L’anno europeo delle competenze

Insomma studiare e formarsi all’estero serve. E in attesa di capire se capitale umano e investimento (continuo) sulle competenze siano il “nuovo articolo 18” per giovani e lavoratori, l’Unione europea un passo avanti l’ha fatto, tanto da “ribattezzare” il 2023 “anno europeo delle competenze”, mettendo così al centro dell’agenda la formazione, più in particolare, la necessità di mettere le imprese – specie le pmi – nella condizione di ridurre il mismatch di competenze che c’è in Europa attraverso attività di upskilling e reskilling.
Del resto, digitale, globalizzazione, invecchiamento della popolazione, transizione ecologica e, da ultimo, l’emergenza sanitaria, stanno rapidamente cambiando il mondo nel quale giovani e meno giovani si troveranno a interagire, lavorare, produrre. Si tratta di fenomeni che hanno un impatto ampio sulle competenze richieste nel mercato del lavoro, e molte risorse faticano ad adattarsi al cambiamento. In media, più del 34% dei lavoratori delle economie europee possiede competenze e un livello di istruzione che non corrispondono a quelli richiesti dal loro lavoro. In Italia, questa percentuale è addirittura superiore (39%). Uno studio dell’Ocse suggerisce che aggredire questo squilibrio tra offerta e domanda di competenze potrebbe aumentare la produttività italiana del 10% (una panacea, vista la cronica bassa produttività del Paese registrata negli ultimi 20 anni).
L’altra faccia della medaglia sono le imprese che vorrebbero assumere, ma ormai in un caso su due non riescono a trovare le competenze giuste (si viaggia tra il 60-70% di “mismatch” per le professioni scientifico-tecnologiche, secondo gli ultimi dati Unioncamere-Anpal). Un paradosso nel paradosso, frutto di un dialogo spesso tra sordi tra scuola e mondo del lavoro, che si specchia in un tasso di disoccupazione giovanile al 22,1%, ultima rilevazione Istat (dicembre 2022), tra i peggiori a livello internazionale.
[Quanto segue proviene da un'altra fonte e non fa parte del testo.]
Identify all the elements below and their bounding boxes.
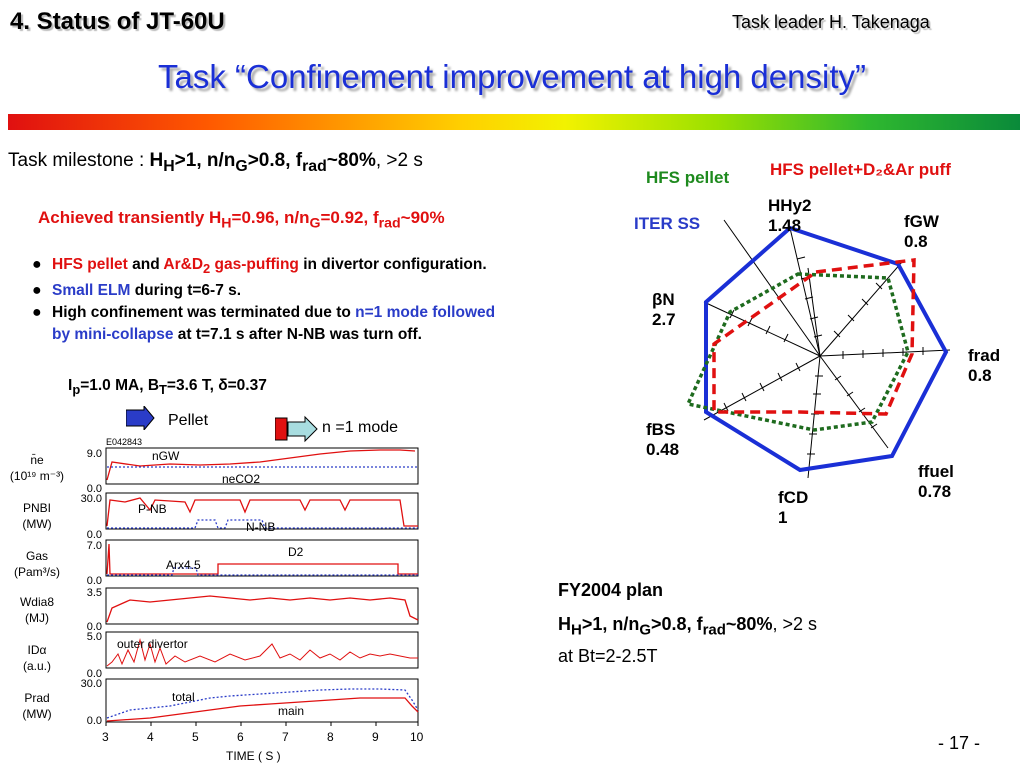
x-tick: 10 xyxy=(410,730,424,744)
bullet-icon: ● xyxy=(32,282,42,300)
legend-iter-ss: ITER SS xyxy=(634,214,701,233)
pellet-label: Pellet xyxy=(168,412,209,429)
ida-trace xyxy=(106,638,418,667)
y-tick: 0.0 xyxy=(86,483,102,495)
x-axis-label: TIME ( S ) xyxy=(226,749,281,763)
iter-ss-polygon xyxy=(704,225,949,473)
page-number: - 17 - xyxy=(938,733,981,753)
plan-field: at Bt=2-2.5T xyxy=(558,646,658,666)
y-tick: 7.0 xyxy=(86,540,102,552)
y-tick: 0.0 xyxy=(86,575,102,587)
prad-main-trace xyxy=(106,697,419,722)
prad-total-trace xyxy=(106,688,419,719)
axis-label-ida: IDα (a.u.) xyxy=(22,643,51,673)
trace-label: neCO2 xyxy=(222,472,261,486)
axis-label-pnbi: PNBI (MW) xyxy=(22,501,52,531)
hfs-pellet-polygon xyxy=(685,272,910,432)
axis-label-ne: n̄e (10¹⁹ m⁻³) xyxy=(9,453,65,483)
pellet-arrow-icon xyxy=(126,406,155,430)
y-tick: 9.0 xyxy=(86,448,102,460)
radar-axis-label: βN 2.7 xyxy=(652,290,676,329)
list-item: ● Small ELM during t=6-7 s. xyxy=(32,280,632,302)
trace-label: outer divertor xyxy=(117,637,188,651)
x-tick: 7 xyxy=(282,730,289,744)
task-milestone: Task milestone : HH>1, n/nG>0.8, frad~80… xyxy=(8,150,423,175)
task-leader: Task leader H. Takenaga xyxy=(732,12,930,32)
axis-label-gas: Gas (Pam³/s) xyxy=(14,549,60,579)
x-tick: 5 xyxy=(192,730,199,744)
trace-label: main xyxy=(278,704,305,718)
x-tick: 9 xyxy=(372,730,379,744)
radar-chart xyxy=(685,219,951,479)
ne-trace xyxy=(106,449,416,481)
d2-trace xyxy=(106,543,418,575)
radar-axis-label: fCD 1 xyxy=(778,488,809,527)
panel-frame xyxy=(105,539,419,577)
radar-axis-label: ffuel 0.78 xyxy=(918,462,954,501)
pnb-trace xyxy=(106,497,418,527)
nmode-arrow-icon xyxy=(275,415,318,443)
y-tick: 30.0 xyxy=(80,678,102,690)
x-tick: 8 xyxy=(327,730,334,744)
axis-label-prad: Prad (MW) xyxy=(22,691,52,721)
x-tick: 6 xyxy=(237,730,244,744)
x-tick: 4 xyxy=(147,730,154,744)
y-tick: 0.0 xyxy=(86,668,102,680)
section-title: 4. Status of JT-60U xyxy=(10,8,225,35)
legend-hfs-pellet: HFS pellet xyxy=(646,168,730,187)
list-item: ● HFS pellet and Ar&D2 gas-puffing in di… xyxy=(32,256,487,277)
wdia-trace xyxy=(106,595,419,623)
y-tick: 30.0 xyxy=(80,493,102,505)
trace-label: Arx4.5 xyxy=(166,558,201,572)
plan-targets: HH>1, n/nG>0.8, frad~80%, >2 s xyxy=(558,614,817,639)
panel-frame xyxy=(105,678,419,723)
x-tick: 3 xyxy=(102,730,109,744)
nmode-label: n =1 mode xyxy=(322,419,399,436)
y-tick: 0.0 xyxy=(86,621,102,633)
hfs-pellet-puff-polygon xyxy=(712,258,916,416)
trace-label: D2 xyxy=(288,545,304,559)
radar-axis-label: frad 0.8 xyxy=(968,346,1001,385)
list-item: ● High confinement was terminated due to… xyxy=(32,304,496,344)
panel-frame xyxy=(105,587,419,625)
panel-frame xyxy=(105,631,419,669)
shot-id: E042843 xyxy=(106,437,143,447)
radar-axis-label: fGW 0.8 xyxy=(904,212,939,251)
panel-frame xyxy=(105,492,419,530)
y-tick: 3.5 xyxy=(86,587,102,599)
gradient-divider xyxy=(8,114,1020,130)
achieved-result: Achieved transiently HH=0.96, n/nG=0.92,… xyxy=(38,208,445,232)
y-tick: 5.0 xyxy=(86,631,102,643)
y-tick: 0.0 xyxy=(86,715,102,727)
radar-axis-label: HHy2 1.48 xyxy=(768,196,812,235)
trace-label: N-NB xyxy=(246,520,276,534)
plasma-conditions: Ip=1.0 MA, BT=3.6 T, δ=0.37 xyxy=(68,377,267,398)
trace-label: total xyxy=(172,690,195,704)
trace-label: nGW xyxy=(152,449,180,463)
page-title: Task “Confinement improvement at high de… xyxy=(158,58,866,95)
bullet-icon: ● xyxy=(32,304,42,322)
y-tick: 0.0 xyxy=(86,529,102,541)
trace-label: P-NB xyxy=(138,502,167,516)
radar-axis-label: fBS 0.48 xyxy=(646,420,680,459)
time-trace-plot xyxy=(105,447,419,726)
panel-frame xyxy=(105,447,419,485)
nnb-trace xyxy=(107,519,418,529)
bullet-list: ● HFS pellet and Ar&D2 gas-puffing in di… xyxy=(32,254,632,346)
bullet-icon: ● xyxy=(32,256,42,273)
axis-label-wdia: Wdia8 (MJ) xyxy=(19,595,54,625)
legend-hfs-pellet-puff: HFS pellet+D₂&Ar puff xyxy=(770,160,951,179)
plan-title: FY2004 plan xyxy=(558,580,664,600)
Ecco allora che una via per arricchire le competenze è fondamentale, e passa anche dall’esperienza all’estero. Sempre secondo lo studio Inapp, infatti, nella percezione dei giovani in merito al cambiamento ottenuto e all’utilità dell’esperienza all’estero, è evidenziato il ruolo giocato sia dalla preparazione pre-partenza (pedagogica, linguistica e culturale) sia dal riconoscimento dei risultati raggiunti.
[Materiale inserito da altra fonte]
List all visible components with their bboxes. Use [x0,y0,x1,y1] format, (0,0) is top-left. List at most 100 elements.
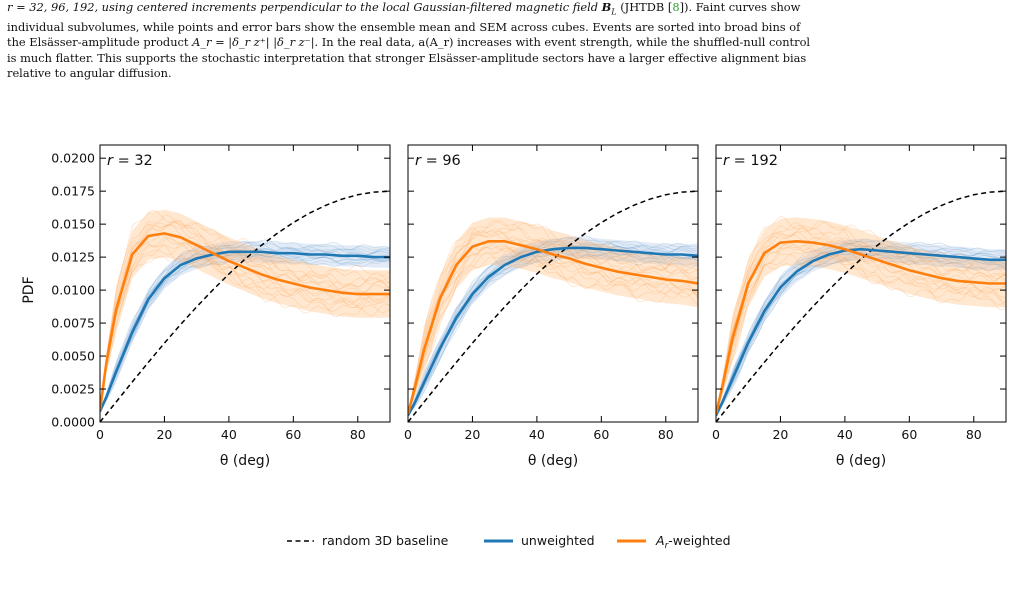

Le attività preparatorie sono ritenute, complessivamente dalla maggior parte dei giovani intervistati, “molto” (26,4%) e “abbastanza” (56,9%) utili, soprattutto quelle riguardanti gli aspetti linguistici, culturali e pratico. Anche la percezione della spendibilità dell’esperienza transnazionale è centrale, visto che tirocinio e/o periodo di formazione, per quanto utile e qualitativamente elevato dal punto di vista dei contenuti e degli obiettivi formativi, rischia di risultare incompleto e difficilmente spendibile all’interno del sistema educativo e del mondo del lavoro se non viene debitamente riconosciuto e certificato. In tale ambito, è confermato l’utilizzo preponderante del dispositivo Europass Mobility (43,5%) accanto ai diversi attestati di registrazione delle conoscenze e competenze acquisite durante il soggiorno all’estero (30,6%) e al rilascio di lettere di referenze (7,6%).
A prescindere dal dispositivo adottato, la maggior parte degli intervistati (50,7%) ha dichiarato che l’esperienza all’estero si è tradotta in credito formativo e il 26,8% ha asserito che è stata riconosciuta in termini di valore aggiunto al proprio Cv, dimostrando, quindi, l’impegno degli organismi attuatori a consegnare ai partecipanti uno strumento il più possibile spendibile nello loro futuro formativo e professionale.